Unlike traditional diagnostic markers such as SMRP, circulating miR-126 in MPM is lower than that of controls. The mechanisms under the decreased circulating miR-126 in MPM patients remain unknown. Early studies with microRNA array indicated that miR-126 was downregulated in the tumor tissue of MPM (20,29). These findings allow us to propose two possible mechanisms. The first mechanism is that circulating miR-126 is released by a special cell population. During MPM development, this cell population decreases, and thus the circulating miR-126 is decreased. Another hypothesis is that during the development of MPM, the tumor promotes the absorption of circulating miR-126 by a special cell population. These two hypotheses, however, need to be validated by future studies.

Although this is the first meta-analysis investigating the diagnostic accuracy of circulating miR-126 for MPM, it has limitations. The major limitation is the small sample size, which results in wide 95% confidence intervals of sensitivity, specificity and AUC. Also, because only four studies were included, we cannot perform subgroup analysis or meta-regression to explore the source of heterogeneity. Type of data collection, characteristic of control, internal control for PCR, RNA extraction methods are possible sources of heterogeneity.

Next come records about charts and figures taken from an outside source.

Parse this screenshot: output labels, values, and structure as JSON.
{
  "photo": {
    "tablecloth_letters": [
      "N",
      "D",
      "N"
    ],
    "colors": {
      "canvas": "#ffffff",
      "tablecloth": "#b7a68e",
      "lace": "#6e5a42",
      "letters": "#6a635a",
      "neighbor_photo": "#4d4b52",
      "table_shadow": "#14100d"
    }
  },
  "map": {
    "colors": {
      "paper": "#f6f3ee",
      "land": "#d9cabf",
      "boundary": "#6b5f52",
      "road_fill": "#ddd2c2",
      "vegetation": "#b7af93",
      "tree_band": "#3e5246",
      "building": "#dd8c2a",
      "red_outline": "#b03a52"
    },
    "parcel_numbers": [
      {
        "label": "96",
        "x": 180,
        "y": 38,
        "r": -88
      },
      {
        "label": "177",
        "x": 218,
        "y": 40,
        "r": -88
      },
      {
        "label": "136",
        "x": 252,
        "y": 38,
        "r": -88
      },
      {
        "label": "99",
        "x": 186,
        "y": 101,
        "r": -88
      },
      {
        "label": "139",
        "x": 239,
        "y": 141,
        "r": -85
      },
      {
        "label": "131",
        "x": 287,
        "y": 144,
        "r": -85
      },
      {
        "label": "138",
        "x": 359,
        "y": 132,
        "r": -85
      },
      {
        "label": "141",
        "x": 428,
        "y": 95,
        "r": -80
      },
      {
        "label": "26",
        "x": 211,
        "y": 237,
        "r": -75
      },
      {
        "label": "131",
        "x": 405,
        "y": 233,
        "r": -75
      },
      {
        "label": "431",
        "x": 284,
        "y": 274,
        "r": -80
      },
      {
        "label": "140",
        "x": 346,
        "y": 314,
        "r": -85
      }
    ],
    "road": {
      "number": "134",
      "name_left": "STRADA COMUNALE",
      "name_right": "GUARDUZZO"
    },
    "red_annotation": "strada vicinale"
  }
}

Taken together, this meta-analysis suggests that the diagnostic accuracy of circulating miR-126 was low, and it is unable to replace the role of traditional markers for MPM diagnosis. Considering that some of the eligible studies have design flaws, future studies are still needed to evaluate the diagnostic accuracy of miR-126 for MPM rigorously.